Ce qui fascine à propos de Peeping Tom, c’est l’important nombre de couches d’analyses qu’on peut en tirer. En deux visionnements et un peu plus d’une semaine de décantage, le film est passé d’un film tout au plus intéressant à l’un de mes préférés. C’est un film qui possède une si grande richesse thématique qu’on peut l’avoir vu une dizaine de fois et on y tirera quelque chose de nouveau à chaque reprise. Je crois que c’est ce qui départage un chef-d’œuvre d’un bon film : malgré sa fixité dans le temps, il est observé et discuté différemment selon l’époque à laquelle on le regarde. Oui, on y retrouve quelques théories freudiennes (très populaires à l’époque) et il s’inscrit dans un renouveau du cinéma d’horreur (avec Psycho et Les diaboliques, sorti quelques années plus tôt). Oui, il réfléchit à la façon de faire du cinéma. Mais, et de manière assez troublante, il fait état d’une représentation du male gaze, et touche en quelque sorte à la maladie mentale et la misogynie. Là n’était probablement pas l’un de ses objectifs d’origine, mais il s’observe aujourd’hui comme une réflexion sur la masculinité toxique, le fait que l’industrie du cinéma soit gangrénée par la mince ligne entre l’œuvre d’art et l’abus de pouvoir.

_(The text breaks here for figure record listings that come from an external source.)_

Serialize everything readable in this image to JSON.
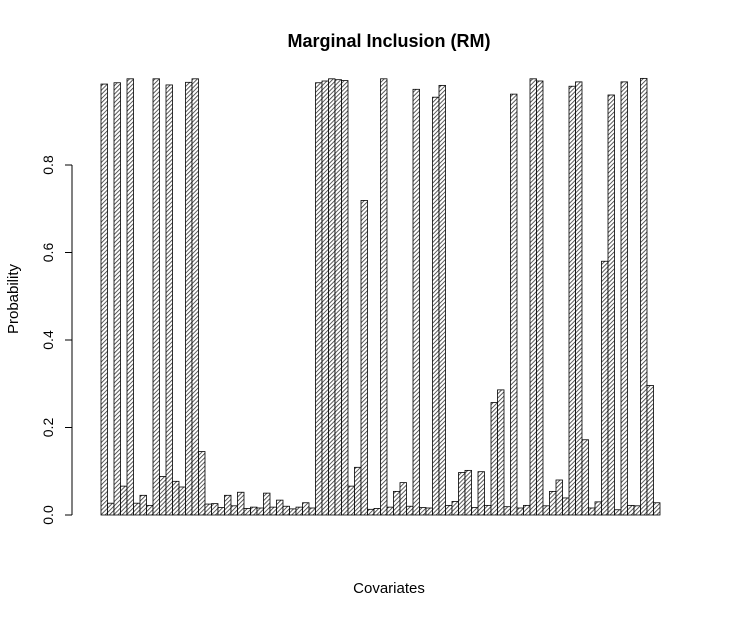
{
  "chart_data": {
    "type": "bar",
    "title": "Marginal Inclusion (RM)",
    "xlabel": "Covariates",
    "ylabel": "Probability",
    "ylim": [
      0,
      1.0
    ],
    "yticks": [
      0.0,
      0.2,
      0.4,
      0.6,
      0.8
    ],
    "ytick_labels": [
      "0.0",
      "0.2",
      "0.4",
      "0.6",
      "0.8"
    ],
    "bar_fill": "hatched",
    "values": [
      0.985,
      0.027,
      0.988,
      0.066,
      0.997,
      0.027,
      0.045,
      0.022,
      0.997,
      0.088,
      0.983,
      0.077,
      0.064,
      0.989,
      0.997,
      0.145,
      0.025,
      0.026,
      0.017,
      0.045,
      0.021,
      0.052,
      0.015,
      0.018,
      0.016,
      0.05,
      0.018,
      0.034,
      0.02,
      0.014,
      0.018,
      0.028,
      0.016,
      0.988,
      0.992,
      0.997,
      0.995,
      0.993,
      0.066,
      0.109,
      0.719,
      0.013,
      0.015,
      0.997,
      0.018,
      0.054,
      0.074,
      0.02,
      0.973,
      0.017,
      0.016,
      0.955,
      0.982,
      0.022,
      0.031,
      0.097,
      0.102,
      0.017,
      0.099,
      0.022,
      0.257,
      0.286,
      0.019,
      0.962,
      0.016,
      0.022,
      0.997,
      0.992,
      0.021,
      0.054,
      0.08,
      0.039,
      0.98,
      0.99,
      0.172,
      0.016,
      0.03,
      0.58,
      0.96,
      0.012,
      0.99,
      0.022,
      0.021,
      0.998,
      0.296,
      0.028
    ]
  }
}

Il faut cependant être patient et investir un peu de recherche et de temps envers le film pour pleinement tirer profit de ce qu’il a à nous offrir. Le souci du détail est impressionnant ici, ce qui témoigne d’un Powell expérimenté et en plein contrôle de ses moyens. Préférant plus souvent qu’autrement nous montrer quelque chose plutôt que de nous l’exposer à travers le dialogue, chaque nouveau visionnement amènera son lot de réalisations, rendant l’expérience de plus en plus gratifiante. Porté par les brillantes interprétations de Böhm, Massey, Moira Shearer et Maxine Audley, Peeping Tom est assuré de vous faire passer un bon moment. Il plaira à un vaste auditoire, mais saura davantage rejoindre ceux et celles qui apprécient les films sur le cinéma et qui aiment le revisionner à outrance pour tenter de percer ses nombreux mystères.
Fait partie de la Collection Criterion (#58).
Fait partie des 1001 films à voir.
Fait partie du top 250 d’Alexandre (#81).